7. A device according to claim 6, wherein the coin receiving station comprises a coin delivery path for supplying cons on the upper side of the transport member and a wall closing the hole on the under side of the transport member.

8. A device according to claim 7, wherein the hole is open at the under side of the transport member at the coin discharge station so that a coin therein can fall out of the hole.

9. A device according to claim 6, wherein the hole is open at the under side of the transport member at the coin discharge station so that a coin therein can fall out of the hole.

10. A device according to claim 1, wherein the coin orienting means comprises a rotary ring.

11. A device according to claim 10, wherein a tapering passage extends through the coin orienting means, the tapering passage having a circular opening for discharging coins to the transport member and an opening having a periphery in the form of a spiral for receiving coins from a hopper.

12. A device according to claim 11, wherein the coin orienting means comprises a rotary ring.

13. A device according to claim 10, wherein the orienting means includes a coin agitating projection for agitating coins in a hopper supplying coins to the device.

14. A coin hopper including a coin payout device according to claim 1.

15. A vending, gaming or amusement machine including a coin payout device according to claim 1.

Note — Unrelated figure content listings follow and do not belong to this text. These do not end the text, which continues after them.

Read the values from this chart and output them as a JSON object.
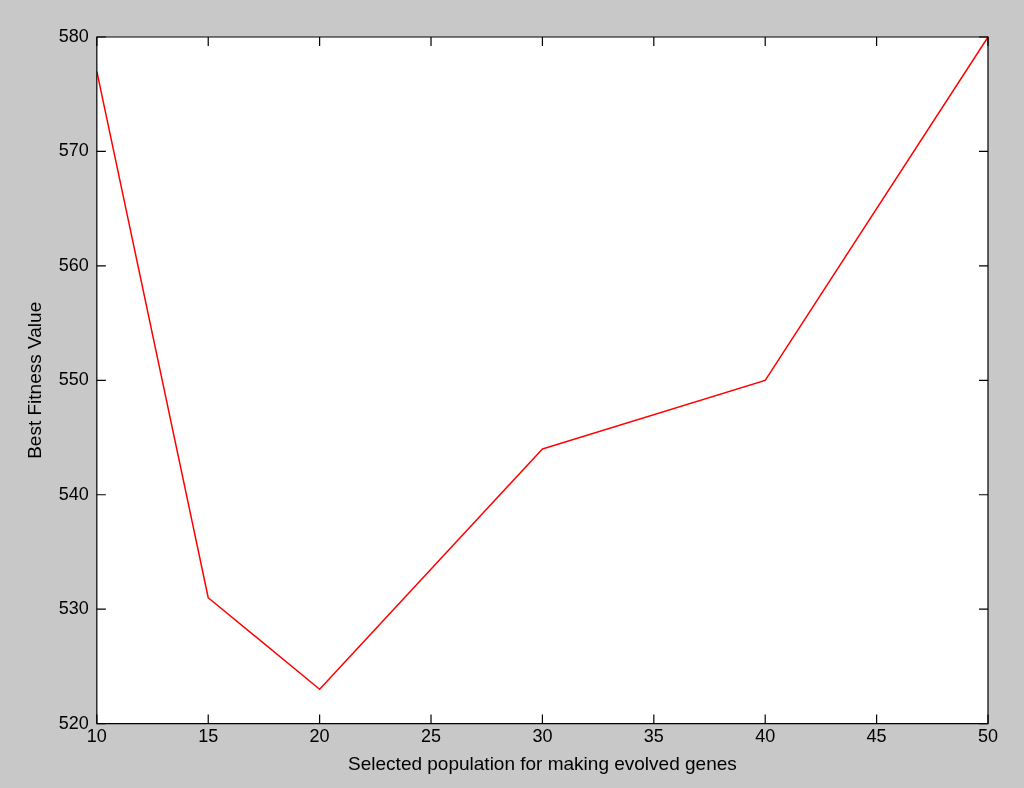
{
  "chart_data": {
    "type": "line",
    "xlabel": "Selected population for making evolved genes",
    "ylabel": "Best Fitness Value",
    "x": [
      10,
      15,
      20,
      30,
      40,
      50
    ],
    "series": [
      {
        "color": "#ff0000",
        "values": [
          577,
          531,
          523,
          544,
          550,
          580
        ]
      }
    ],
    "xlim": [
      10,
      50
    ],
    "xticks": [
      10,
      15,
      20,
      25,
      30,
      35,
      40,
      45,
      50
    ],
    "ylim": [
      520,
      580
    ],
    "yticks": [
      520,
      530,
      540,
      550,
      560,
      570,
      580
    ],
    "grid": false,
    "legend": false,
    "marker": "none",
    "line_style": "solid"
  }
}
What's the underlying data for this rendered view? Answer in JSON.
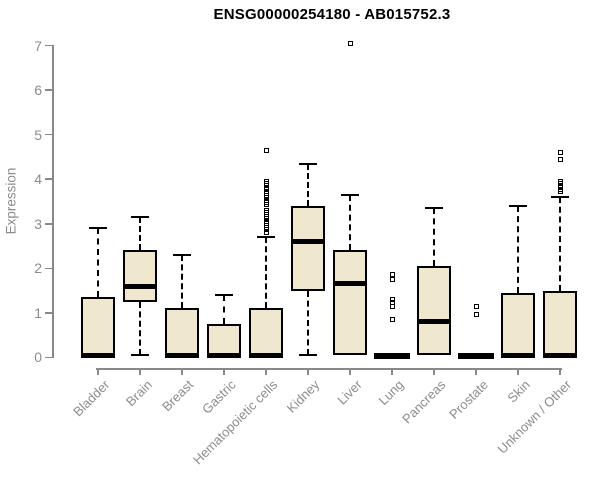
{
  "title": "ENSG00000254180 - AB015752.3",
  "colors": {
    "box_fill": "#efe8cf",
    "box_border": "#000000",
    "axis": "#888888",
    "axis_text": "#8c8c8c",
    "title_text": "#000000"
  },
  "chart_data": {
    "type": "boxplot",
    "title": "ENSG00000254180 - AB015752.3",
    "xlabel": "",
    "ylabel": "Expression",
    "ylim": [
      0,
      7
    ],
    "yticks": [
      0,
      1,
      2,
      3,
      4,
      5,
      6,
      7
    ],
    "grid": false,
    "legend": "none",
    "categories": [
      "Bladder",
      "Brain",
      "Breast",
      "Gastric",
      "Hematopoietic cells",
      "Kidney",
      "Liver",
      "Lung",
      "Pancreas",
      "Prostate",
      "Skin",
      "Unknown / Other"
    ],
    "boxes": [
      {
        "label": "Bladder",
        "low": 0,
        "q1": 0,
        "median": 0.05,
        "q3": 1.35,
        "high": 2.9,
        "outliers": []
      },
      {
        "label": "Brain",
        "low": 0.05,
        "q1": 1.25,
        "median": 1.6,
        "q3": 2.4,
        "high": 3.15,
        "outliers": []
      },
      {
        "label": "Breast",
        "low": 0,
        "q1": 0,
        "median": 0.05,
        "q3": 1.1,
        "high": 2.3,
        "outliers": []
      },
      {
        "label": "Gastric",
        "low": 0,
        "q1": 0,
        "median": 0.05,
        "q3": 0.75,
        "high": 1.4,
        "outliers": []
      },
      {
        "label": "Hematopoietic cells",
        "low": 0,
        "q1": 0,
        "median": 0.05,
        "q3": 1.1,
        "high": 2.7,
        "outliers": [
          4.65,
          3.95,
          3.9,
          3.85,
          3.8,
          3.76,
          3.72,
          3.68,
          3.63,
          3.58,
          3.53,
          3.48,
          3.44,
          3.3,
          3.26,
          3.21,
          3.16,
          3.11,
          3.06,
          3.01,
          2.96,
          2.91,
          2.86,
          2.81
        ]
      },
      {
        "label": "Kidney",
        "low": 0.05,
        "q1": 1.5,
        "median": 2.6,
        "q3": 3.4,
        "high": 4.35,
        "outliers": []
      },
      {
        "label": "Liver",
        "low": 0.05,
        "q1": 0.05,
        "median": 1.65,
        "q3": 2.4,
        "high": 3.65,
        "outliers": [
          7.05
        ]
      },
      {
        "label": "Lung",
        "low": 0,
        "q1": 0,
        "median": 0.03,
        "q3": 0.05,
        "high": 0.05,
        "outliers": [
          1.86,
          1.74,
          1.3,
          1.22,
          1.13,
          0.85
        ]
      },
      {
        "label": "Pancreas",
        "low": 0.05,
        "q1": 0.05,
        "median": 0.8,
        "q3": 2.05,
        "high": 3.35,
        "outliers": []
      },
      {
        "label": "Prostate",
        "low": 0,
        "q1": 0,
        "median": 0.03,
        "q3": 0.05,
        "high": 0.05,
        "outliers": [
          1.15,
          0.97
        ]
      },
      {
        "label": "Skin",
        "low": 0,
        "q1": 0,
        "median": 0.05,
        "q3": 1.45,
        "high": 3.4,
        "outliers": []
      },
      {
        "label": "Unknown / Other",
        "low": 0,
        "q1": 0,
        "median": 0.05,
        "q3": 1.5,
        "high": 3.6,
        "outliers": [
          4.6,
          4.44,
          3.95,
          3.9,
          3.84,
          3.78,
          3.72
        ]
      }
    ]
  }
}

16. A coin payout device comprising:

a transport member having a coin receiving hole in a face thereof for receiving a coin, the transport member being reciprocable between a first position whereat the hole is at a coin discharging station and a second position whereat the hole is at a coin receiving station;

a coin orienting device at the coin receiving station for orienting coins for reception by said hole; and

a drive mechanism including a rotary prime mover, for driving the transport member from the first position to the second position and for driving the orienting device,

wherein the drive mechanism is arranged such that the prime mover will continue to rotate harmlessly, driving the orienting device, when the transport member becomes jammed.